Deputi Penindakan dan Eksekusi KPK, Asep Guntur Rahayu, menegaskan keterkaitan tersebut.

“Terkait juga dengan rokok ilegal yang saat ini marak? Salah satunya, benar,” kata Asep, Sabtu (28/2/2026).

Pernyataan ini menjadi tamparan keras. Artinya, ledakan rokok ilegal di pasaran bukan sekadar ulah pedagang nakal di lapangan. Ada dugaan permainan di level strategis, di institusi yang seharusnya menjadi benteng penerimaan negara.

Asep membeberkan modus yang digunakan. Bukan hanya soal suap, tetapi juga manipulasi pita cukai. Ada cukai palsu. Ada pula cukai yang digunakan tidak sesuai peruntukan. Praktik ini terstruktur dan memanfaatkan celah sistem.

“Ada yang memang cukainya itu palsu atau dipalsukan. Ada juga modusnya itu yang cukainya itu dia menggunakan cukai yang tidak seharusnya,” ujarnya.

Ia menjelaskan perbedaan tarif cukai antara rokok produksi mesin dan rokok produksi tangan. Selisih tarif inilah yang diduga dimainkan. Pelaku membeli cukai dengan tarif lebih rendah dalam jumlah besar, padahal produknya seharusnya dikenai tarif lebih tinggi.

“Bahwa rokok itu ada yang rokok pakai mesin dengan rokok yang dibuat pakai tangan itu cukainya berbeda. Jadi dia ada yang membeli cukai yang lebih rendah itu lebih banyak dibandingkan dengan cukai yang lebih tinggi harganya. Sehingga negara dirugikan,” tegas Asep.

Skema ini bukan sekadar pelanggaran administratif. Ini adalah bentuk penggerogotan penerimaan negara secara sistematis. Negara kehilangan potensi pemasukan, sementara rokok ilegal membanjiri pasar dengan harga murah dan tak terkontrol.

KPK memastikan, kasus ini tak akan berhenti pada satu nama. Produsen rokok yang diduga terlibat akan dipanggil dan diperiksa.

“Kemudian apakah produsen rokok akan dipanggil? Tentu. Terkait dengan nanti keterangan-keterangan dari orang ini dari siapa saja ini. Perusahaan mana, siapa saja,” ujar Asep.

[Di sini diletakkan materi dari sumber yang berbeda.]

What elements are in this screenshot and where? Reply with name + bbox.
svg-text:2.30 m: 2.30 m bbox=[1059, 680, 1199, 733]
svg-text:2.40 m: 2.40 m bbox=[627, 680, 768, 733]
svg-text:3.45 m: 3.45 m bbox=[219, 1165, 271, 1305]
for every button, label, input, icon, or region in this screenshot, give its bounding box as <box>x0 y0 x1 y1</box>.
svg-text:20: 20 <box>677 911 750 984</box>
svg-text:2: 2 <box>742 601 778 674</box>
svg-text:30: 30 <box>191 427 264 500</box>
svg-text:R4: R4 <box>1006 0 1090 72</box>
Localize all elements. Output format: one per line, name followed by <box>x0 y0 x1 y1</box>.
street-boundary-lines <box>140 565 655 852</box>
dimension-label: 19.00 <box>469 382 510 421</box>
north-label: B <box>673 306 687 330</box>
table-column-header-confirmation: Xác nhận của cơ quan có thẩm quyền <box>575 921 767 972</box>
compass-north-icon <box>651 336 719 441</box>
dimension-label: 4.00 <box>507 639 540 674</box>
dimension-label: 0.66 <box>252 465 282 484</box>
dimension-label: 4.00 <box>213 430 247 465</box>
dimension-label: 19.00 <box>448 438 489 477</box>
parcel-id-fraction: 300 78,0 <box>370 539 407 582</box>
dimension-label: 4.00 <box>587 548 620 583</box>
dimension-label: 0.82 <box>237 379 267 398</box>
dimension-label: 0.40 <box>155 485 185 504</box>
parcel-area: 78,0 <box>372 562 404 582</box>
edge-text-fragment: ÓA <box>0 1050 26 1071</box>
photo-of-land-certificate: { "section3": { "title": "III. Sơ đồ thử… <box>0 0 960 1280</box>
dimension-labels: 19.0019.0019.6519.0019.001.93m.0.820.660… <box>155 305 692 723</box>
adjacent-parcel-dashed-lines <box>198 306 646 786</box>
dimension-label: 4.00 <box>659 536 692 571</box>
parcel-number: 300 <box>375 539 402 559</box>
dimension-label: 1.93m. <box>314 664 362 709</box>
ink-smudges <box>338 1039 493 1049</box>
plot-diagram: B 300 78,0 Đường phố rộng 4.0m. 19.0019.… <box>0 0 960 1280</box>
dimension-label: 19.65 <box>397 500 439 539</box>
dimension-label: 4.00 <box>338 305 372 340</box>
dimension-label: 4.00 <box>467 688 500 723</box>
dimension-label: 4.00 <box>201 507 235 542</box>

Pesan KPK jelas: pemain besar di balik industri rokok ilegal tidak akan dibiarkan bersembunyi di balik celah birokrasi. Jika terbukti, bukan hanya oknum aparat, tetapi juga korporasi bisa terseret dalam pusaran hukum.

Kasus ini menjadi ujian serius bagi integritas Direktorat Jenderal Bea dan Cukai di bawah Kementerian Keuangan. Publik menunggu, apakah pengusutan akan benar-benar membongkar jaringan sampai ke akar, atau berhenti pada level pelaksana.